Frequency detector


    Apr 16 2011 | 2:18 pm
    Hi guys,
    here is my question: i need a frequency detector which works without fft. Is there any autocorrelation patch or some idea of how i could detect frequency of a (relative...) periodic signal?

    • Apr 16 2011 | 3:19 pm
      In the FTM library there's an external called gbr.yin~. It implements the Yin algorithm which is a kind of improved autocorrelation and works quite well for monophonic sources.
      If you have a very "clean" signal, zerox~ might also do the job...
    • Apr 16 2011 | 5:07 pm
      The old-school guitar synthesizer method is to clip the signal until you have a more or less square wave, then analyze the period of the square wave. It doesn't work all that well, though. You probably want to low-pass filter the signal before you clip it.
    • Apr 16 2011 | 5:39 pm
      >If you have a very "clean" signal, zerox~ might also do the job...
      I tried zerox~ but there is this problem with the signal vector. To get a good response out of it, concerning the number of crossings-which by the way should EXACTLY do what i am looking for-i have to push mr. vector at 2048 samples which is (theoretically at least...) bringing some latency to the output. But i'll try the yin~ thing right now!
      Thanks a lot both of you guys!!!
    • Apr 16 2011 | 8:50 pm
      Latency is always an issue with frequency detection - no matter if you use fft, autocorrelation or zero counting. This of course depends on the lowest frequency you want to be able to detect.
      For autocorrelation you'll need twice the period length of the lowest frequency.
      There seem to be techniques to do a frequency detection within a fraction of the period length (used in guitar to midi boxes, f.e.) - but I've never found any details on them...
    • Apr 16 2011 | 9:43 pm
      The best one I know of is the Axon / Blue Chip method, licensed to Yamaha, who appear to be sitting on it these days. It supposedly used a pre-trained neural network to look at the slope of the wave and make a decision based on the first quarter-cycle.
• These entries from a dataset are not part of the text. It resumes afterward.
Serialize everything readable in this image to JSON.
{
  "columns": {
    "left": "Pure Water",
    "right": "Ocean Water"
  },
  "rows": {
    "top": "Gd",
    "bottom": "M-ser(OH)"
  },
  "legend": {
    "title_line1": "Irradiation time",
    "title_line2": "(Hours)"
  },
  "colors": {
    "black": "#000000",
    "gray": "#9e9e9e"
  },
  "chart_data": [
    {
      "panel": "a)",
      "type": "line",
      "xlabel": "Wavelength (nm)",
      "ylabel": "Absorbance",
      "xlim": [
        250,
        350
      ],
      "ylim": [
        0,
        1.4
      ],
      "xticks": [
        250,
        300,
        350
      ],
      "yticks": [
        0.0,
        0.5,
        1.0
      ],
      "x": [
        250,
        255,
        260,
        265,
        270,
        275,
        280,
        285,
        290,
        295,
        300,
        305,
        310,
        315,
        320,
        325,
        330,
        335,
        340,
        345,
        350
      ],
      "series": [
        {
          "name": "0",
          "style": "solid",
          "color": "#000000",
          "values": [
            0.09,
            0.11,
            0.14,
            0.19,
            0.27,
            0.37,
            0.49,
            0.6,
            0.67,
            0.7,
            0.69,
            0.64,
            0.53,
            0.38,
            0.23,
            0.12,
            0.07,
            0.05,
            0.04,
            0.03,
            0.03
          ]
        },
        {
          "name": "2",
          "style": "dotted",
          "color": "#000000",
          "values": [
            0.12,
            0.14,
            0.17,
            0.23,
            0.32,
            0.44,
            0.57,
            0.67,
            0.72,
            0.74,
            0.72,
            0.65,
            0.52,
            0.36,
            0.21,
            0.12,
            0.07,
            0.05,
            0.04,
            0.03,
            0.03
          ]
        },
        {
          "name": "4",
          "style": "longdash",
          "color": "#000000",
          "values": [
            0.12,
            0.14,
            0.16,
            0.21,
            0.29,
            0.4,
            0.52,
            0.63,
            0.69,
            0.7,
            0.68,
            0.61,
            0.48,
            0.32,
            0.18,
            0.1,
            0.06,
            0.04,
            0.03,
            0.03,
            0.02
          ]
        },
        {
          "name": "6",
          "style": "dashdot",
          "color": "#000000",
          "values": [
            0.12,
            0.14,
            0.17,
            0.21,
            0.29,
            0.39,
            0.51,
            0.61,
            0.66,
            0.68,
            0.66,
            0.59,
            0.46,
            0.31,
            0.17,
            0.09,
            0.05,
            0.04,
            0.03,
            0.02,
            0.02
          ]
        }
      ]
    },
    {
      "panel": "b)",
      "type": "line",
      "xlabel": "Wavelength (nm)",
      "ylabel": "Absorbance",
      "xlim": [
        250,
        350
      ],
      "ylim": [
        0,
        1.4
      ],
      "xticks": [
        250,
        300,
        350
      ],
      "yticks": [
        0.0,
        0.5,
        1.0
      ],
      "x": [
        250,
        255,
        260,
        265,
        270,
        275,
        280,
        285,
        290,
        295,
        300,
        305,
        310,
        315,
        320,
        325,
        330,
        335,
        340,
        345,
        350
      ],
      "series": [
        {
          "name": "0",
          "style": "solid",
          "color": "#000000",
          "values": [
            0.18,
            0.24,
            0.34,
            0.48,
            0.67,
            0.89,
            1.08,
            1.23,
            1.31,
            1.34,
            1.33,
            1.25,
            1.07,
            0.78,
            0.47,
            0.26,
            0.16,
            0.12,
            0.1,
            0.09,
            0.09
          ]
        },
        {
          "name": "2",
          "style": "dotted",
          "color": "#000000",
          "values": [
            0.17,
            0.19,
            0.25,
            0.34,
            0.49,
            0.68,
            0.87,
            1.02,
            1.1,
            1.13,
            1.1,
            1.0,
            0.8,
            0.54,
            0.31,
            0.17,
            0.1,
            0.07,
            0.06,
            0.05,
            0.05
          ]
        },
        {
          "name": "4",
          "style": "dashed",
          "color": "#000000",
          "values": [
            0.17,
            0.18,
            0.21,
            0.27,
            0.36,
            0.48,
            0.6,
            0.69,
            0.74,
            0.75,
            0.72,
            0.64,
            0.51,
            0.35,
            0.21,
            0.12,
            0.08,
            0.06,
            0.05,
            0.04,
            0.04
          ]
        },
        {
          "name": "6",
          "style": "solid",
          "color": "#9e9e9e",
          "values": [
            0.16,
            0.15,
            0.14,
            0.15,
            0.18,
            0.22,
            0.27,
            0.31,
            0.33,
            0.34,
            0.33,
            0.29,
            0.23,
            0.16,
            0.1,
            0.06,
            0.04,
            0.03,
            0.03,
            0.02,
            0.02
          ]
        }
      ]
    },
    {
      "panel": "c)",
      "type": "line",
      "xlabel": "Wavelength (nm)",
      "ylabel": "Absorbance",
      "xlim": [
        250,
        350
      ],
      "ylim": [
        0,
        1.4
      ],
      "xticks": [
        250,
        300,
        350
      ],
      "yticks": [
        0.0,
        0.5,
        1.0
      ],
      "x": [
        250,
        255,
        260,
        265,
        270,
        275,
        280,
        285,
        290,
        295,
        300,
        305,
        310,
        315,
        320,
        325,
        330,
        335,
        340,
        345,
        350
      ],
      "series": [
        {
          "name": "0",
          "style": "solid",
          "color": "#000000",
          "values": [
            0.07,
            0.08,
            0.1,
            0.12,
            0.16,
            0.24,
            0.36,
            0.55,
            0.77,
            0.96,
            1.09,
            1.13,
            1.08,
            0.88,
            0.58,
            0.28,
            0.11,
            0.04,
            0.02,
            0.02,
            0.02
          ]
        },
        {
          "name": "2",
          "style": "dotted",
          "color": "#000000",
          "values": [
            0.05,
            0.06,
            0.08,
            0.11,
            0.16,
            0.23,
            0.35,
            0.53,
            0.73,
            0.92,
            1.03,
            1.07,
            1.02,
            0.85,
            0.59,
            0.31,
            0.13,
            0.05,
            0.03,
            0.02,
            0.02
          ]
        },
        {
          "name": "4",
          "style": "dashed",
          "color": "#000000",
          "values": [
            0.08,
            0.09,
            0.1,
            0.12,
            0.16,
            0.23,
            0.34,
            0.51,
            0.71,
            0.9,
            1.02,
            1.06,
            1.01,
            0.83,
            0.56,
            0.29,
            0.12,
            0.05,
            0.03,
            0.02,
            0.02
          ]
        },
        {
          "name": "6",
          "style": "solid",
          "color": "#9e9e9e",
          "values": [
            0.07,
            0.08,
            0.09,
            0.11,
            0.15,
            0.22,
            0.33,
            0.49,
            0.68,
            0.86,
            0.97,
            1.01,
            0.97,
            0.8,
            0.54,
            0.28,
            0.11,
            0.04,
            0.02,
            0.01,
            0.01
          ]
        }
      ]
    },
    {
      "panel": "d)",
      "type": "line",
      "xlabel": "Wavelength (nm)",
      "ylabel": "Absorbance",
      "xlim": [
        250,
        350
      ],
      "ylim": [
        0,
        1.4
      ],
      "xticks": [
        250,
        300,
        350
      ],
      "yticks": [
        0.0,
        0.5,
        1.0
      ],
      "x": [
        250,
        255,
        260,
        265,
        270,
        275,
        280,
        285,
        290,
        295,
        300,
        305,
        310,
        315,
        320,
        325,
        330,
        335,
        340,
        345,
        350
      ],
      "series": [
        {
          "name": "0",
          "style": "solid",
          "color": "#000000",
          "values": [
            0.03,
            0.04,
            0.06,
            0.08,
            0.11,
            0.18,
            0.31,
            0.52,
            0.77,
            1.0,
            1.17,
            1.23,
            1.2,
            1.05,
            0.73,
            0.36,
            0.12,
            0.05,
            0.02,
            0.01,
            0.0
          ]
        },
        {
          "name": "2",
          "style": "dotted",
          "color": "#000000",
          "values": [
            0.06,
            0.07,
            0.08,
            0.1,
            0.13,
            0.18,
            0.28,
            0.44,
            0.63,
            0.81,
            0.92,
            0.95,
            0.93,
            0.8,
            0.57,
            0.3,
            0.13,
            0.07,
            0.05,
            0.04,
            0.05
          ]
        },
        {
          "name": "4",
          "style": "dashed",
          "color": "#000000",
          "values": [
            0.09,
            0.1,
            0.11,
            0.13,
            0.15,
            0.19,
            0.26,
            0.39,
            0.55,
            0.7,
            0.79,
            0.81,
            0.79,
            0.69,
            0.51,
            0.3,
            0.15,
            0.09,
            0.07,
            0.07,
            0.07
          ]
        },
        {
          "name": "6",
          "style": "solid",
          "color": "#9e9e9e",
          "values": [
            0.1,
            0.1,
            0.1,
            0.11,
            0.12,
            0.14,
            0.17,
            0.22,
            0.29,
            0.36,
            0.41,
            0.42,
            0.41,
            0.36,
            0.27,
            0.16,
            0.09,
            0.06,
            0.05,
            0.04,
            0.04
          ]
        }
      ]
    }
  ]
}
      I have the Yamaha G-50, which incorporates this, and it is way faster than anything by Roland, which mostly uses period detection.
    • Apr 17 2011 | 4:20 pm
      Thanks Chris for the insight. Do you know if it works as well for other instruments than guitar, or is this technique really optimized for guitar and less performant on other instruments?
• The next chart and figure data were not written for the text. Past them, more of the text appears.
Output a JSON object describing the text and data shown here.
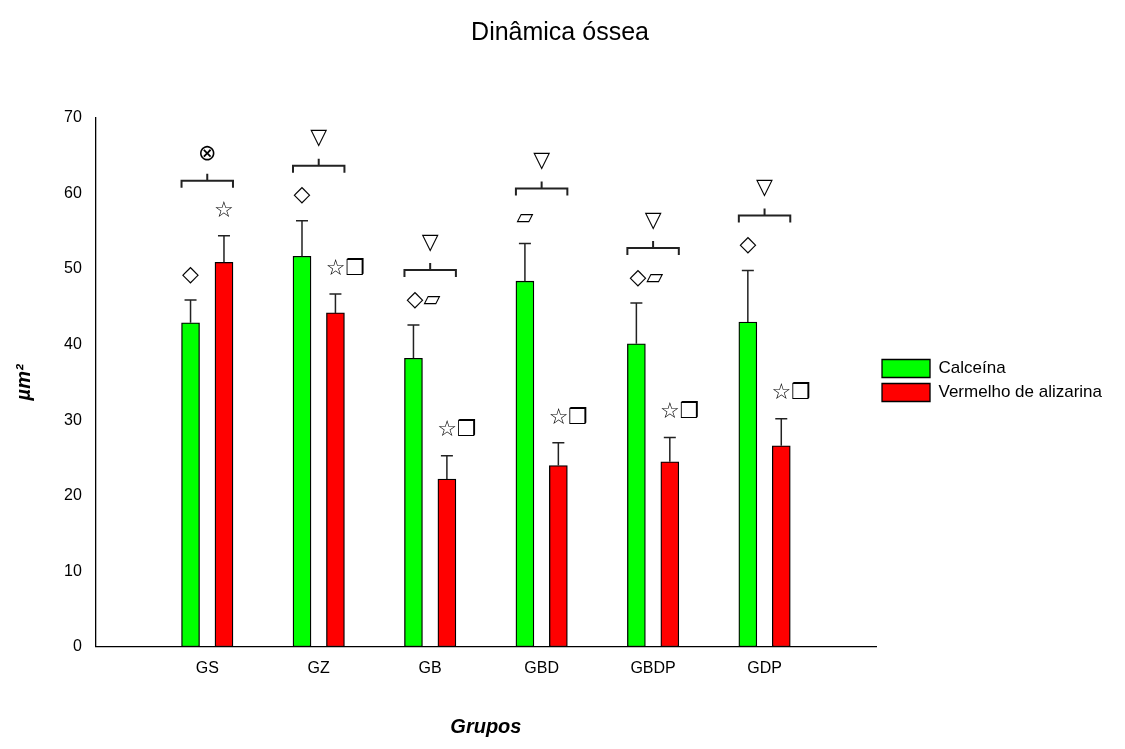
{
  "chart_data": {
    "type": "bar",
    "title": "Dinâmica óssea",
    "xlabel": "Grupos",
    "ylabel": "µm²",
    "categories": [
      "GS",
      "GZ",
      "GB",
      "GBD",
      "GBDP",
      "GDP"
    ],
    "series": [
      {
        "name": "Calceína",
        "color": "#00ff00",
        "values": [
          42.9,
          51.7,
          38.2,
          48.4,
          40.1,
          43.0
        ],
        "errors": [
          [
            42.9,
            45.9
          ],
          [
            51.7,
            56.4
          ],
          [
            38.2,
            42.6
          ],
          [
            48.4,
            53.4
          ],
          [
            40.1,
            45.5
          ],
          [
            43.0,
            49.8
          ]
        ]
      },
      {
        "name": "Vermelho de alizarina",
        "color": "#ff0000",
        "values": [
          50.9,
          44.2,
          22.2,
          24.0,
          24.5,
          26.6
        ],
        "errors": [
          [
            50.9,
            54.4
          ],
          [
            44.2,
            46.7
          ],
          [
            22.2,
            25.3
          ],
          [
            24.0,
            27.0
          ],
          [
            24.5,
            27.7
          ],
          [
            26.6,
            30.2
          ]
        ]
      }
    ],
    "ylim": [
      0,
      70
    ],
    "yticks": [
      0,
      10,
      20,
      30,
      40,
      50,
      60,
      70
    ],
    "grid": false,
    "legend": "right",
    "annotations": [
      "⊗",
      "◇",
      "☆",
      "▽",
      "◇",
      "☆❒",
      "▽",
      "◇▱",
      "☆❒",
      "▽",
      "▱",
      "☆❒",
      "▽",
      "◇▱",
      "☆❒",
      "▽",
      "◇",
      "☆❒"
    ]
  }
}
      About autocorrelation vs FFT analysis: when you use FFT, you need to use a window which size is a power-of-two number of samples. With autocorrelation, you can tune the window size more precisely to the lowest frequency you are looking for.
      Anybody knows what kind of method the Eventide boxes use?
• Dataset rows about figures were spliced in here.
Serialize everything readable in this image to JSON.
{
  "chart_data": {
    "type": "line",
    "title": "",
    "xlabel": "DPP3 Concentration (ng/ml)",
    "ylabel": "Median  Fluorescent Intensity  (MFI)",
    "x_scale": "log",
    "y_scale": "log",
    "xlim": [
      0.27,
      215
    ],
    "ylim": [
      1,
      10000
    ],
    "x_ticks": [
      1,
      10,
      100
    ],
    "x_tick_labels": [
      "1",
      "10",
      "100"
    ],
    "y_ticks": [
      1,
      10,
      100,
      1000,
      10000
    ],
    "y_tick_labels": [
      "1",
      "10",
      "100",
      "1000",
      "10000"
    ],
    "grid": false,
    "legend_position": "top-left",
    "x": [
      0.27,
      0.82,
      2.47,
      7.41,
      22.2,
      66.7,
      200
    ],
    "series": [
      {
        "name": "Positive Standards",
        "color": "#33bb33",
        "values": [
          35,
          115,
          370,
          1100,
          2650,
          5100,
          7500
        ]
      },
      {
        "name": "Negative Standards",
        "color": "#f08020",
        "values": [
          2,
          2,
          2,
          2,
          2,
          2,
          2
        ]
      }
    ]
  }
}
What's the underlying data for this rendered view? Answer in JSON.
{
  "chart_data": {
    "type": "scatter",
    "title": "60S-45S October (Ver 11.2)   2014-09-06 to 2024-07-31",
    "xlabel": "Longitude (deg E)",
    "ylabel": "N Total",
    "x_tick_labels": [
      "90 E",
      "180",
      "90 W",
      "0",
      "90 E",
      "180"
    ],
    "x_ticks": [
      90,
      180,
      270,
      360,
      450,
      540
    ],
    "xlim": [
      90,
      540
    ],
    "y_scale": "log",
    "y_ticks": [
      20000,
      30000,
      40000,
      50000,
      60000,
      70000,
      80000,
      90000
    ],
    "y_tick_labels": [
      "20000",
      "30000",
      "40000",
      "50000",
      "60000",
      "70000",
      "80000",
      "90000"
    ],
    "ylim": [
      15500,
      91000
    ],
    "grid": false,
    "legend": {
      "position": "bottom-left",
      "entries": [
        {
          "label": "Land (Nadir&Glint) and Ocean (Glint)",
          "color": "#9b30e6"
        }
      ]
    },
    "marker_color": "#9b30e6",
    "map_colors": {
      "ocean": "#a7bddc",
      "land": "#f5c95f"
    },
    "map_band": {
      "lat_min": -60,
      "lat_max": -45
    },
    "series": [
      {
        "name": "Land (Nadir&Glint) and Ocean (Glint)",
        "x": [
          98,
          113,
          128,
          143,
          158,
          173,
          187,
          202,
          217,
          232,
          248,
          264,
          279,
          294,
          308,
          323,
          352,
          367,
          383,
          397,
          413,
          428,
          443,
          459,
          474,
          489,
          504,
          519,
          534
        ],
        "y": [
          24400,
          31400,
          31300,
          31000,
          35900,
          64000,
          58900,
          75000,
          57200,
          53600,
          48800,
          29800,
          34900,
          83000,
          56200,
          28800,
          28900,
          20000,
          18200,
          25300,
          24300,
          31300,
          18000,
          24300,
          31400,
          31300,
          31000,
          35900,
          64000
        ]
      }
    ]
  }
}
    • Apr 17 2011 | 5:37 pm
      I imagine that the Axon technique could work on many/most sounds, but it would need to be trained for different classes of sounds.
    • Apr 18 2011 | 10:14 am
      The neural net is used to find the pluck impulse and the first (bridge) and second (fret) reflection on a string.
      The second trick they use is to only count zero crossings with a maximum slope. As far as I understand it, this is only to avoid octave-errors due to strong harmonics.
    • Apr 18 2011 | 2:14 pm
      This is very helpful. Thanks! very clever also :-)) I also used the yin~ object and it does an excellent job! And i must say, that pushing the vector at 2048 (for doing simple zerox detection) didn't caused me any latency problems (even with other more demanding patches)
    • Apr 18 2011 | 5:55 pm
      I've also done pitch detection using a wavelet transform. You still need a fair number of samples (say 512) before you get the result, but unlike fft's the resolution is pretty good in the lower frequencies.
      mz
    • Apr 18 2011 | 9:55 pm
      @mzed: How do you do the wavelet transform in max ?
      At the moment i'm writing a polyphonic pitch detection using fft. To get a good enough resolution to discern 12TET steps in the lower frequency i need to have a 8192 fft window :(
    • May 12 2011 | 4:32 pm
      I've done the transform and detection as an external object written in C. IMHO, doing this kind of analysis is pretty inefficient, both on the programming side and when its running.
    • Apr 19 2016 | 7:30 pm
      Hey, I'm interested in this subject as well. Do any of you know if the latency produced using any of these objects is most consistent? I want to use pitch detection with inaudible pitches to make an external device that hears sequences of 8 different unique inaudible pitches(pretty much just an inaudible repeating melody)per computer to be played along side each other at the same tempo on two different computers and than measure the difference in time of one specified pitch corresponding to a number in the cycle on one computer with another pitch corresponding to the same number of the cycle on the other computer and use that difference to synchronize a count of 8 between max patches on separate computers. the external hardware will be powered by an Arduino Uno logic board. It doesn't really matter if there is latency, I just need the latency to be consistent for this to work worth anything.